Weeping Fig, popularly known as Ficus, is a common houseplant in many households. It is a species of flowering plant in the family Moraceae, native to Asia and Australia. Interestingly, Weeping Fig is the official tree of Bangkok.

This plant can help with depression by cycling toxins and irritants out of the air. In cleaner airspace, you’ll feel more at peace. Pick the right spot in your home for this plant because it doesn’t do well when relocated.

Snake

Much like many other plants mentioned here, the Snake plant can also help you with depression by purifying the air and through Feng Shui. Its scientific name is Dracaena trifasciata and it is native to tropical West Africa from Nigeria east to the Congo.
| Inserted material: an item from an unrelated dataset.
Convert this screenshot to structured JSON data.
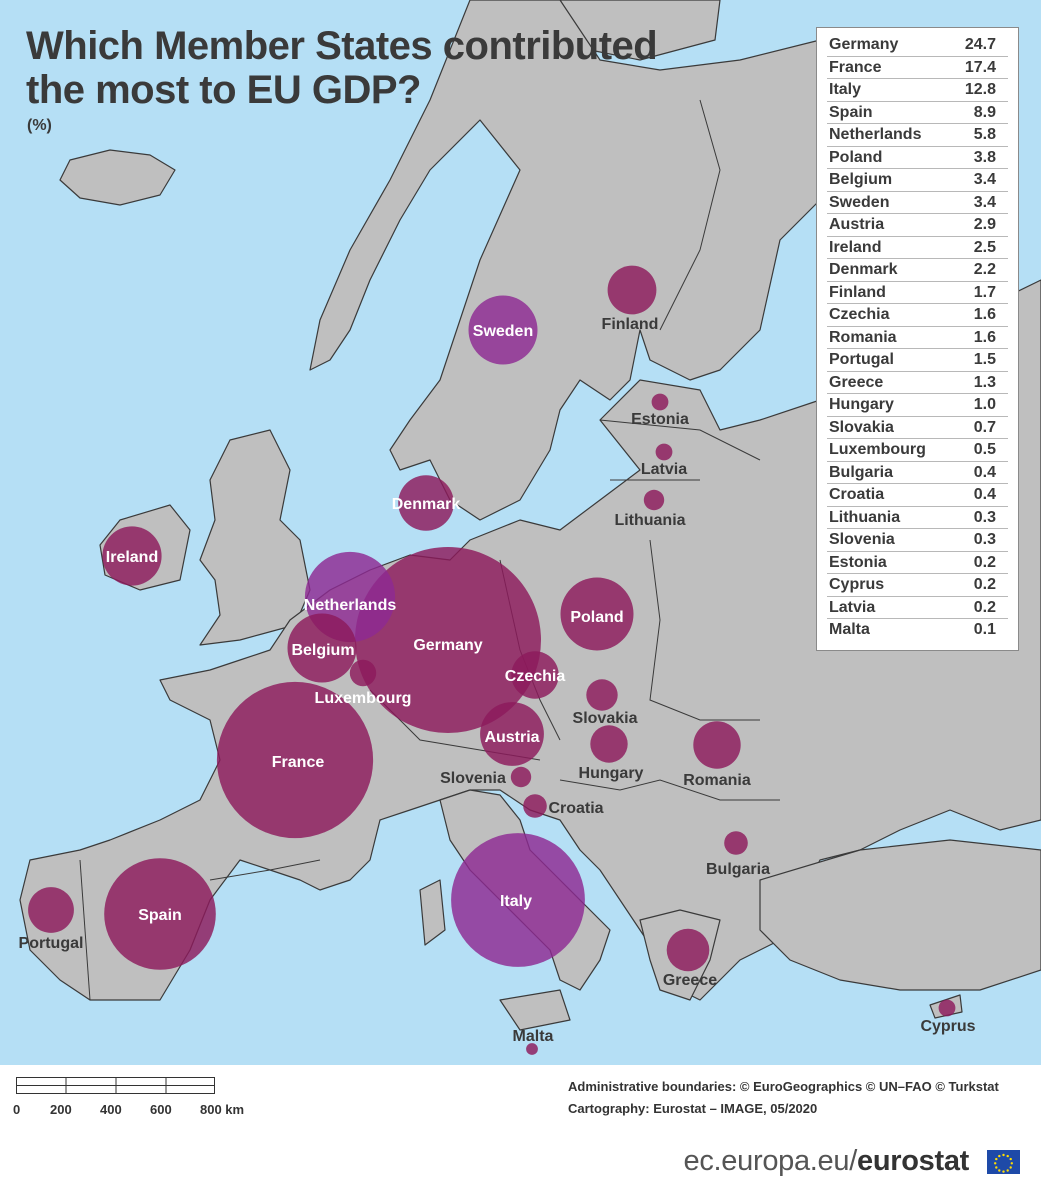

Due to the peculiar shape of the leaves, this plant is also called, ‘Mother-In-Law’s Toungue’. As it will reduce the number of irritants in the air, it will help you sleep better and for longer.

Peace Lily

The Peace Lily looks a lot like the Anthurium flower, except that the petal is white and the leaves are long and tapering. Because it blooms with white lily-like flowers, the peace lily is frequently associated with purity, prosperity, innocence, peace, and sympathy.

This makes it a good plant to have around your house if you’re battling depression. It’s beautiful to look at and symbolises the state you want to embody.

Pothos

You may know the Pothos plant by its other names including Money Plant, Devil’s Ivy, and Golden Pothos. It is a hardy indoor foliage plant of the arum family (Araceae) native to southeastern Asia.

What’s great about this plant is that it takes barely any effort to grow and can fill your home with lovely green ivies. Pothos is excellent at purifying the air and can give you an easy new hobby to distract yourself from negative thoughts.

Rhodiola rosea

This 2016 publication calls Rhodiola rosea a putative botanical antidepressant. That’s because its purified constituent, salidroside, has been shown to produce a variety of mediator interactions with hormones and neurotransmitters likely to be involved in the pathophysiology of depression.

In contrast to most conventional antidepressants, R. rosea extract appears to be well-tolerated in short-term studies with a favourable safety profile. So, why not grow some of this wonder plant at home when you’re fighting depression!

Conclusion

Here, we described over twenty of the best plants for depression. Before we began, we explained how plants can help with a mental health disorder like depression. Then, we described these plants in more detail.

The best plants to help you with depression are Aloe Vera, Lavender, Holy Basil, Lemon Balm, Anthurium, Chamomile, Lucky Bamboo, Chinese Evergreen, Jade Plant, Jasmine, Sage, Weeping Fig, Snake, Peace Lily, Pothos, Rhodiola rosea, Fern, English Ivy, Peace Lily, English Ivy, Areca Palm, and Chrysanthemum.

FAQs (Best Plants for Depression)

What flower helps with depression?

Any flower with bright-coloured petals or scented blossoms can do wonders to lift your spirits. If you’re struggling with depression, try growing some lilacs, pansies, jasmine, or lavender flowers as a coping strategy.

Do flowers cure depression?

Flowers cannot cure depression alone but they do contribute to the process of healing. They brighten the environment and fill it with sweet smells. Moreover, taking care of them is like a reminder for self-care, which often gets neglected when you have depression.

What is the flower for mental health?

In Australia, the Flannel flower is considered a symbol for the promotion of mental health awareness. It is the flower from an Australian bush that is known for its inherent strength and beauty. Because of this, it is seen as a metaphor for the beautiful struggle it takes to build resilience from mental health problems.